When the global goal setting for sustainable development has been done, there are various issues related to ECOSOC that we should consider in order to make it work better, for example:

  1. Improved Civil Society and stakeholder participation

It is not enough to let people participate only in setting the goals for our cooperation, as for example the UN Development group rightly is trying to do through regional and thematic consultations on the post 2015 agenda. We also have to ensure that citizens, including the marginalized and vulnerable groups, can participate in bringing about the intended development impact, in following up the progress and in programming for future activities.

  1. Membership and representation

Is the current governance structure of ECOSOC adequate for its strengthened and more active role? In Rio we decided to establish a universal intergovernmental high-level political forum for sustainability issues. ECOSOC Council Membership is currently based on regional representation. Is the current membership broad enough to ensure that views of all countries and stakeholders are properly accommodated? This question becomes relevant, if the new forum will be located organizationally within the framework of ECOSOC. Does the current membership base of the Council allow it to address rapidly emerging sustainability issues?

  1. Cooperation with financial and trade institutions

The issue and differing views on developing the international environmental governance are well known. There is a need for improvement in ECOSOC’s cooperation with multilateral financial and trade institutions. To be effective, the SDG’s for example, should require governments’ measures in the realm of traditional economic policy, like incentives and taxes to promote sustainable consumption and production patterns, or granting concessions for natural resource use. The three pillars of sustainable development – economic, social and environmental – are truly interlinked and require smooth and effective cooperation between multilateral organizations. To assume a stronger role in the international governance of sustainable development, the ECOSOC therefore has to interact more with the Bretton Woods institutions, World Trade Organization and alike.

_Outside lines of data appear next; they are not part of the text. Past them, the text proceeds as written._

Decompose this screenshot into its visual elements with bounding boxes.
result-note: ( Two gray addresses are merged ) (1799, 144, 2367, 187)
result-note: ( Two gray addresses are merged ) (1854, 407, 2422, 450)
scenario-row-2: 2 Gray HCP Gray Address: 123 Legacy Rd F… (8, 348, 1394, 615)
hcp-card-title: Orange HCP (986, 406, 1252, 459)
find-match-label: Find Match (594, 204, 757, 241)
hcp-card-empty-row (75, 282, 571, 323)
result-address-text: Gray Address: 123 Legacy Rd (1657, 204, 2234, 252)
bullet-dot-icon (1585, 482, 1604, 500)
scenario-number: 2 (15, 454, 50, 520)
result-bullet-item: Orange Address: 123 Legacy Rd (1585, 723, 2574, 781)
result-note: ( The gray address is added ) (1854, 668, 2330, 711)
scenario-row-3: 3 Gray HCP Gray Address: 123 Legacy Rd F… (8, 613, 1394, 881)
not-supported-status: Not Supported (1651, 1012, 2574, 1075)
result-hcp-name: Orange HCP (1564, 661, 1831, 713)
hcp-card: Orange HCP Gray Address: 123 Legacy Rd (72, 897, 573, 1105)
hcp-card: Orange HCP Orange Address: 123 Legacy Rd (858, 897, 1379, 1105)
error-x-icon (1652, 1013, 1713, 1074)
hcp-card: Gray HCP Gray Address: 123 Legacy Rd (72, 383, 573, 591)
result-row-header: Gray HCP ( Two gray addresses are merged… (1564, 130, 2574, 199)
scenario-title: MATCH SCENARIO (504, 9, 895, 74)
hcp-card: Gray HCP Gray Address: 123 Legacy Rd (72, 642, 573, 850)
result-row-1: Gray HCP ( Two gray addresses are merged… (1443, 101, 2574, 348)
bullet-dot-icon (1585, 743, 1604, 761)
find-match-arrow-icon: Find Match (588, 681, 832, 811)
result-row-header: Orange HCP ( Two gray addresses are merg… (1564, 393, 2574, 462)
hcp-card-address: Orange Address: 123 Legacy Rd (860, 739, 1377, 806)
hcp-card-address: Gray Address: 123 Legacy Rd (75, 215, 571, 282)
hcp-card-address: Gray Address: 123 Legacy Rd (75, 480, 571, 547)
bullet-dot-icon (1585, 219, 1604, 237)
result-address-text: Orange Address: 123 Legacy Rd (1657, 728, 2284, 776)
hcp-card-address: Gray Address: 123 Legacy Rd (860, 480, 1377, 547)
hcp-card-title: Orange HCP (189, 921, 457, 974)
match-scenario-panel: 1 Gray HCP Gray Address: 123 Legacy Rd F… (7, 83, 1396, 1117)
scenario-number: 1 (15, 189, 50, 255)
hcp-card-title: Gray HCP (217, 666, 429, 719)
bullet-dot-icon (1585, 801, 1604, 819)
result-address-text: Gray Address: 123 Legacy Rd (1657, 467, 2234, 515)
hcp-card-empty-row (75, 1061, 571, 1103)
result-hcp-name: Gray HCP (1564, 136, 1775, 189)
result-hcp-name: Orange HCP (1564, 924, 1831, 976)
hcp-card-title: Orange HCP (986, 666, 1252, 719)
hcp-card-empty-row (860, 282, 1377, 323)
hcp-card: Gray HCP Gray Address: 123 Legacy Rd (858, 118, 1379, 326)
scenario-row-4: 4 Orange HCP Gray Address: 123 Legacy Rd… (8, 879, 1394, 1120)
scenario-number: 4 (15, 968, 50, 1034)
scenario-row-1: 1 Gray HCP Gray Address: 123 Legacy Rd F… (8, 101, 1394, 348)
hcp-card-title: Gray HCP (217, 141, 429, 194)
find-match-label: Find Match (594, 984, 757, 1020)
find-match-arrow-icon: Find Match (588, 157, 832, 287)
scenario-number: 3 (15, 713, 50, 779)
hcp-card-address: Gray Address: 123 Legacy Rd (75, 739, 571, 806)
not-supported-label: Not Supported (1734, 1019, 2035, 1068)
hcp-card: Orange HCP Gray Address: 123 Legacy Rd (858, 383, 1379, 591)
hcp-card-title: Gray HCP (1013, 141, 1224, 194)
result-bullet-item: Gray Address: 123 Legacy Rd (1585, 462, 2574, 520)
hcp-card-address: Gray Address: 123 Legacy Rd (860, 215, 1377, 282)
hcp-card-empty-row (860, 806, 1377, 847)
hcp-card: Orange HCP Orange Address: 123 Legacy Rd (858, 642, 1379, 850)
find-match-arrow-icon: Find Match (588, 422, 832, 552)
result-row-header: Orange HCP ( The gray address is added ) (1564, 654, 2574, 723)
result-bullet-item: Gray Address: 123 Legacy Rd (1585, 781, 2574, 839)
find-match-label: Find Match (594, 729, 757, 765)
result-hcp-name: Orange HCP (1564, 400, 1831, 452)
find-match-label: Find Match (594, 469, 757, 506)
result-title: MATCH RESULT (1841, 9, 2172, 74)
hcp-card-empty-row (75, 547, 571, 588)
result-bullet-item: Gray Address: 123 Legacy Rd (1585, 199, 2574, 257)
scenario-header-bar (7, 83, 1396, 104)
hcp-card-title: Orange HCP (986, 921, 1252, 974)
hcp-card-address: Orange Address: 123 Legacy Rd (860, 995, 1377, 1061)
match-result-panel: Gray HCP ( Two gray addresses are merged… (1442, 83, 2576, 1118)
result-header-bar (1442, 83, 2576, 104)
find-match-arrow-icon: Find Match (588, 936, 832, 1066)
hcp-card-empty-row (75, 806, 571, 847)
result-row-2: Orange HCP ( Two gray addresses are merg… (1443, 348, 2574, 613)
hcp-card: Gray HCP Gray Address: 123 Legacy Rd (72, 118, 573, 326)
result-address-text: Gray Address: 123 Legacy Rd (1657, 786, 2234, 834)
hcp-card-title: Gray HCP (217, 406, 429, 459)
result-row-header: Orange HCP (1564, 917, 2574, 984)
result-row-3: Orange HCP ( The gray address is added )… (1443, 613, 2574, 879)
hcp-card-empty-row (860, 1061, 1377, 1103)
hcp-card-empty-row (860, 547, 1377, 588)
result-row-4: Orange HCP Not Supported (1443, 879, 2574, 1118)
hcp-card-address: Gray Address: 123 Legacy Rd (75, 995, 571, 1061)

  1. Clear goal setting and political guidance

I would like to acknowledge the valuable work done at the moment in many UN organizations and specialized agencies on enhancing the effectiveness and efficiency of their operations. It is of utmost importance that the goals we set and the working methods we choose to achieve them run coherently through the UN system from political level to implementation arrangements. Due attention has to be given to how the political goals are set, and how clearly we actually articulate our instructions to the operational level.

  1. Avoiding overlapping and superfluous bodies & organs

The role and functions of ECOSOC have already been strengthened on a few occasions in the past. The Annual Ministerial Meeting (AMR) and the Development Cooperation Forum (DCF) are significant results of this and have added to the importance of the Council. I would be hesitant, however, to add more bodies or organs to the ECOSOC structure. We should primarily try to get best out of the current structures, even if we want to add to enhance the role of ECOSOC in sustainability issues.

Excellencies, Ladies and Gentlemen,

At the end of the day, ECOSOC, as any multilateral organization or body is just as strong and dynamic as the Member States allow it to be. We, therefore, have to ask ourselves whether we are ready to put the best of our efforts to enhance its role, and whether we are convinced about the benefits of doing so. I hope that we can make sure that discussing ECOSOC’s role will become a serious policy making effort and not just an academic exercise.